Il documento “menziona appena il Venezuela, affermando che una frazione marginale della produzione di droga colombiana passa attraverso il Paese nel suo cammino verso Usa ed Europa […] Il Venezuela, secondo l’Onu, ha consolidato la sua posizione storica di territorio libero dalla coltivazione di coca, marijuana e simili, nonché dalla presenza di cartelli criminali internazionali”. Da un lato, dunque, le Nazioni Unite in prima persona confermano che il Venezuela non ha nulla a che fare con il narcotraffico, che questo non avviene lungo le coste del Venezuela, e che anzi le autorità venezuelane sono attivamente impegnate per contrastarlo.
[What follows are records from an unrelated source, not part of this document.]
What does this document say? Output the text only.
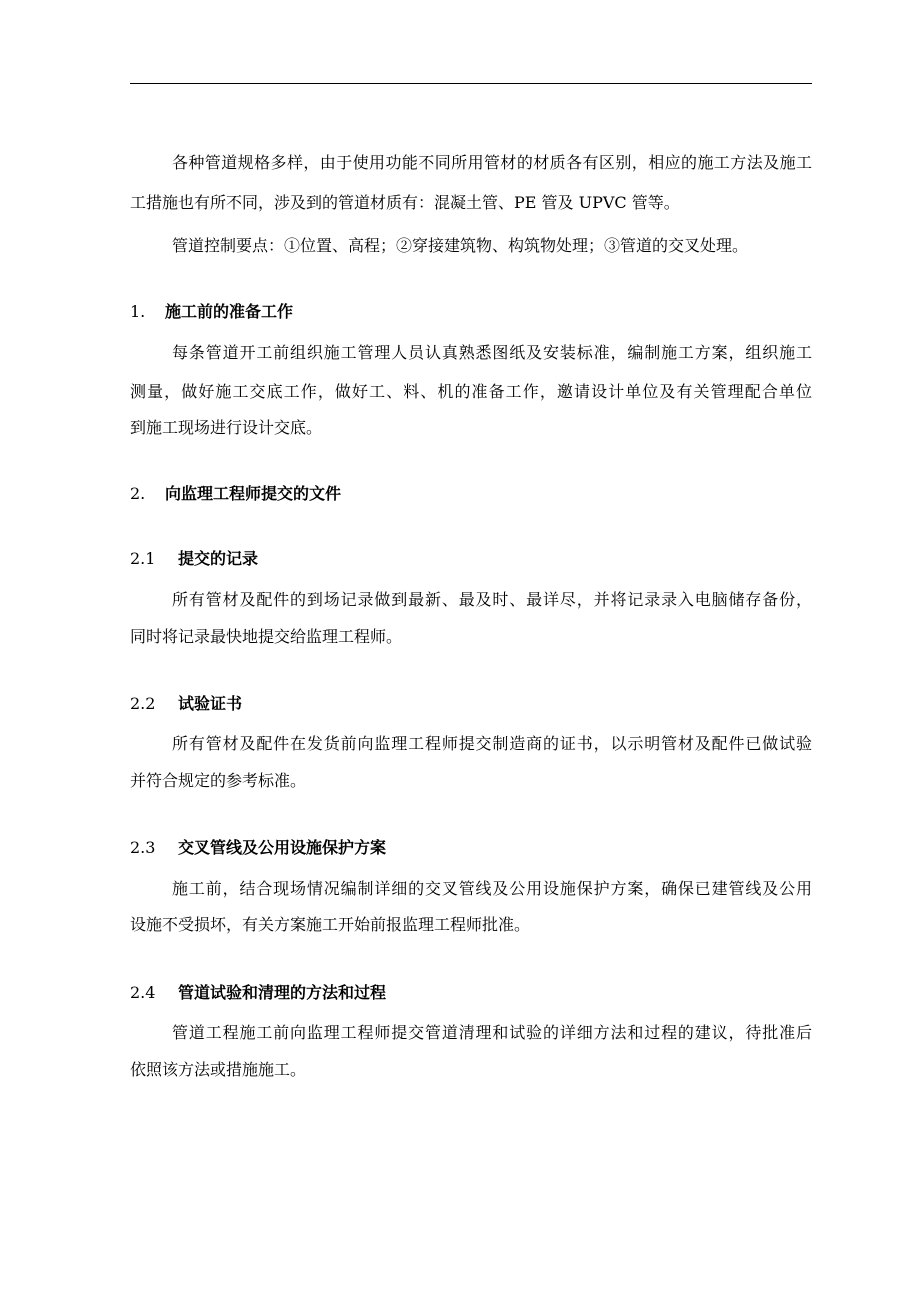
各种管道规格多样，由于使用功能不同所用管材的材质各有区别，相应的施工方法及施工
工措施也有所不同，涉及到的管道材质有：混凝土管、PE 管及 UPVC 管等。
管道控制要点：①位置、高程；②穿接建筑物、构筑物处理；③管道的交叉处理。
1. 施工前的准备工作
每条管道开工前组织施工管理人员认真熟悉图纸及安装标准，编制施工方案，组织施工
测量，做好施工交底工作，做好工、料、机的准备工作，邀请设计单位及有关管理配合单位
到施工现场进行设计交底。
2. 向监理工程师提交的文件
2.1 提交的记录
所有管材及配件的到场记录做到最新、最及时、最详尽，并将记录录入电脑储存备份，
同时将记录最快地提交给监理工程师。
2.2 试验证书
所有管材及配件在发货前向监理工程师提交制造商的证书，以示明管材及配件已做试验
并符合规定的参考标准。
2.3 交叉管线及公用设施保护方案
施工前，结合现场情况编制详细的交叉管线及公用设施保护方案，确保已建管线及公用
设施不受损坏，有关方案施工开始前报监理工程师批准。
2.4 管道试验和清理的方法和过程
管道工程施工前向监理工程师提交管道清理和试验的详细方法和过程的建议，待批准后
依照该方法或措施施工。
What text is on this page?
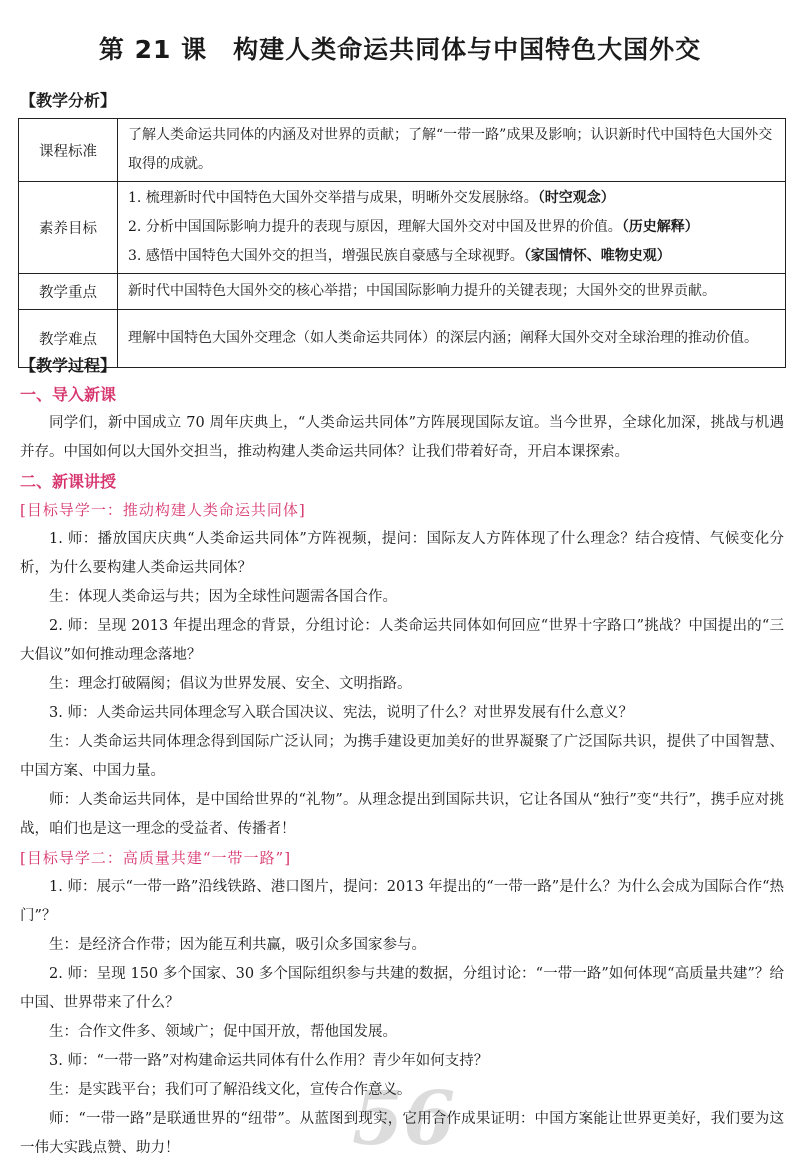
第 21 课 构建人类命运共同体与中国特色大国外交
【教学分析】
课程标准	了解人类命运共同体的内涵及对世界的贡献；了解“一带一路”成果及影响；认识新时代中国特色大国外交取得的成就。
素养目标	1. 梳理新时代中国特色大国外交举措与成果，明晰外交发展脉络。（时空观念）
2. 分析中国国际影响力提升的表现与原因，理解大国外交对中国及世界的价值。（历史解释）
3. 感悟中国特色大国外交的担当，增强民族自豪感与全球视野。（家国情怀、唯物史观）

教学重点	新时代中国特色大国外交的核心举措；中国国际影响力提升的关键表现；大国外交的世界贡献。
教学难点	理解中国特色大国外交理念（如人类命运共同体）的深层内涵；阐释大国外交对全球治理的推动价值。
【教学过程】
一、导入新课

同学们，新中国成立 70 周年庆典上，“人类命运共同体”方阵展现国际友谊。当今世界，全球化加深，挑战与机遇并存。中国如何以大国外交担当，推动构建人类命运共同体？让我们带着好奇，开启本课探索。

二、新课讲授
[目标导学一：推动构建人类命运共同体]

1. 师：播放国庆庆典“人类命运共同体”方阵视频，提问：国际友人方阵体现了什么理念？结合疫情、气候变化分析，为什么要构建人类命运共同体？

生：体现人类命运与共；因为全球性问题需各国合作。

2. 师：呈现 2013 年提出理念的背景，分组讨论：人类命运共同体如何回应“世界十字路口”挑战？中国提出的“三大倡议”如何推动理念落地？

生：理念打破隔阂；倡议为世界发展、安全、文明指路。

3. 师：人类命运共同体理念写入联合国决议、宪法，说明了什么？对世界发展有什么意义？

生：人类命运共同体理念得到国际广泛认同；为携手建设更加美好的世界凝聚了广泛国际共识，提供了中国智慧、中国方案、中国力量。

师：人类命运共同体，是中国给世界的“礼物”。从理念提出到国际共识，它让各国从“独行”变“共行”，携手应对挑战，咱们也是这一理念的受益者、传播者！

[目标导学二：高质量共建“一带一路”]

1. 师：展示“一带一路”沿线铁路、港口图片，提问：2013 年提出的“一带一路”是什么？为什么会成为国际合作“热门”？

生：是经济合作带；因为能互利共赢，吸引众多国家参与。

2. 师：呈现 150 多个国家、30 多个国际组织参与共建的数据，分组讨论：“一带一路”如何体现“高质量共建”？给中国、世界带来了什么？

生：合作文件多、领域广；促中国开放，帮他国发展。

3. 师：“一带一路”对构建命运共同体有什么作用？青少年如何支持？

生：是实践平台；我们可了解沿线文化，宣传合作意义。

师：“一带一路”是联通世界的“纽带”。从蓝图到现实，它用合作成果证明：中国方案能让世界更美好，我们要为这一伟大实践点赞、助力！	56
Dall’altro, la montatura costruita dagli Stati Uniti rimanda alle vere intenzioni del loro piano di aggressione. Intanto, mettere le mani sul petrolio, che è sempre più una risorsa fondamentale nella crisi energetica internazionale e del quale il Venezuela dispone in quantità copiose, con le maggiori riserve accertate di petrolio, oltre 300 miliardi di barili.
E poi porre fine alla rivoluzione bolivariana, un vasto processo di trasformazione politica e sociale a ispirazione bolivariana, socialista e umanista, che, inaugurato da Hugo Chavez nel 1999, prosegue oggi con Nicolas Maduro, e che ha portato alla nazionalizzazione delle risorse di petrolio e di energia, reinvestito gli introiti in politiche sociali, migliorato la condizione sociale (istruzione, salute, welfare) della popolazione e mantenuto una politica estera indipendente, autonoma, sovrana e antimperialista. Oggi, dunque, il tentativo di aggressione contro il Venezuela non è solo una minaccia gravissima alla libertà e all’autodeterminazione del popolo venezuelano, e quindi alla libertà e all’indipendenza di tutti i popoli del mondo, ma anche una minaccia diretta alla pace e alla sicurezza dell’intera regione, che può portare a un’escalation di guerra di vasta portata.
Non a caso, le stesse Nazioni Unite hanno condannato questa ennesima prova di guerra da parte degli Stati Uniti: secondo un recente comunicato di esperti indipendenti Onu, infatti, “le azioni segrete e le minacce di usare la forza armata contro il governo del Venezuela da parte degli Stati Uniti violano la sovranità del Venezuela e la Carta delle Nazioni Unite […]. L’uso della forza in acque internazionali senza un’adeguata base giuridica viola il diritto internazionale del mare e costituisce un’esecuzione extragiudiziale”. Una chiara minaccia, insomma, alla pace e all’autodeterminazione dei popoli, alla giustizia e al diritto internazionale.